N.Y Time: May 19, 2024 5:19 am

Following landmark ruling on conversions, UTJ launches ‘Bark Mitzvah’ campaign

Following landmark ruling on conversions, UTJ launches ‘Bark Mitzvah’ campaign

Israel’s two largest Orthodox political parties both released ads this week attacking Reform Jews.

One video featured pictures of dogs in kippahs with a voiceover saying “This is a Jew, and this is also a Jew. And this one? Obviously. His grandmother was a rabbi.”

Both ads were taking aim at a recent Israeli High Court decision that requires Israel to grant citizenship to those in the country who convert to Judaism under non-Orthodox auspices.

The dog ad, by the United Torah Judaism party, implied that the Reform movement’s standards are so lax that it would convert dogs to Judaism.

The other ad, by the Sephardi Orthodox Shas party, sought to play off of Israeli bigotry toward African asylum seekers.

Reacting to the High Court decision, one Shas lawmaker, Moshe Aboutboul, said “Blessed is the true judge,” the blessing Jews traditionally recite when hearing of a death.

“They’re trying, essentially, to kill the Jewish people,” Aboutboul told the Israeli news site Ynet. He said the ruling would benefit “every clown in America who calls himself Reform or a Reform rabbi.”

Attacks on Reform Jews by Haredi, Israeli politicians are nothing new. A top priority of Haredi politicians in recent decades has been to preserve Orthodox conversions and prevent the government from recognizing the liberal Jewish denominations — Reform and Conservative — that represent most American Jews.

Haredi politicians have also attacked Gilad Kariv, a Reform rabbi who is on track to be elected to Israel’s parliament, the Knesset, as part of the Labor Party in the March 23 vote. Kariv would be the first Reform rabbi to enter the Knesset, and Haredi lawmakers have pledged to boycott him.

“Unbelievable,” the Haredi journalist Israel Cohen wrote on Twitter last week above a picture of Kariv installing a mezuzah at Labor headquarters. “In the Labor Party of old, they would bring Haredi rabbis to install a mezuzah. Now they bring Reform Jews. Sad.”

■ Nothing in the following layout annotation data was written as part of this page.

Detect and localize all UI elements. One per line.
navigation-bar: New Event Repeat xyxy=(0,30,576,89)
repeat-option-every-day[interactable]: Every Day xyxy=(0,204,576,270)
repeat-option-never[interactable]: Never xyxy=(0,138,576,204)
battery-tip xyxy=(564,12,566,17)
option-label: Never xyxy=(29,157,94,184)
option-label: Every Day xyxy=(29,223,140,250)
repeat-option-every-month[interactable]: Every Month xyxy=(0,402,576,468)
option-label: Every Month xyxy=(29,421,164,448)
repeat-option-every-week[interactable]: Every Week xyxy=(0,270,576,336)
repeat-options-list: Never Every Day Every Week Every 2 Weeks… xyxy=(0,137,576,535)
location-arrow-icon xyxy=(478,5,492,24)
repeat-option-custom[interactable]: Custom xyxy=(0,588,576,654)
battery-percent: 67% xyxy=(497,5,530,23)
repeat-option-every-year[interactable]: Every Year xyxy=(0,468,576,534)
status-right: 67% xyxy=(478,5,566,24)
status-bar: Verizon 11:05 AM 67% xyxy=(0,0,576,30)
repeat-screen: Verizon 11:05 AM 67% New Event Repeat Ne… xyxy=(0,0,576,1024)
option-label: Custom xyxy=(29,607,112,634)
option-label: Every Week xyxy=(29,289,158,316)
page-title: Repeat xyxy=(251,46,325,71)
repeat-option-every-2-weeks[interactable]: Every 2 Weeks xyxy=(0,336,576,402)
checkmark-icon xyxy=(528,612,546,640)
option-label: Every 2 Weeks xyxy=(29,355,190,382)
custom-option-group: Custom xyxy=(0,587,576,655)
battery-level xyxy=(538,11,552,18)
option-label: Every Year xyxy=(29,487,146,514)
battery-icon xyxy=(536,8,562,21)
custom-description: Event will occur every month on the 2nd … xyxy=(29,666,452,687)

On Wednesday, an Orthodox political advocacy group called Hotam ran an online conference on Reform Judaism called “The Jewish Mutation.”

“Is the Reform movement a type of Judaism or a new religion?” the group posted on Facebook, advertising the conference. “[Is it] an embrace of distant brothers or a spiritual and national danger?”

On Tuesday, Haredi lawmaker Yitzhak Pindrus used the term “Shiksa” for women who convert under a conversion course in the Israeli military. The course is run according to Orthodox standards, though Haredi leaders have said it is insufficiently strict.

Some Israel advocates for separation of religion and state have condemned the Haredi attacks. Yair Lapid, who heads the centrist Yesh Atid party, tweeted that the United Torah Judaism ad was “disgusting.”

“Anti-Semites throughout the generations always compared Jews and dogs,” Lapid wrote. “Now United Torah Judaism has joined them.”

Bezalel Smotrich, a hardline right-wing Orthodox lawmaker who once called Reform Judaism a “fake religion,” defended non-Orthodox Jews Tuesday in the wake of the ads. According to The Jerusalem Post, he said that while he will always have disputes with Conservative and Reform Jews, “I understand that we are brothers. We need to speak and have a dialogue and look for common ground.”

Smotrich said his change of heart came after a trip to the United States three years ago when he was exposed to Reform and Conservative communities.

“Suddenly an entire world of Diaspora Jewry that I was not familiar with was revealed to me,” he said. “I really understand that many things we do here in Israel have an impact on what happens overseas.”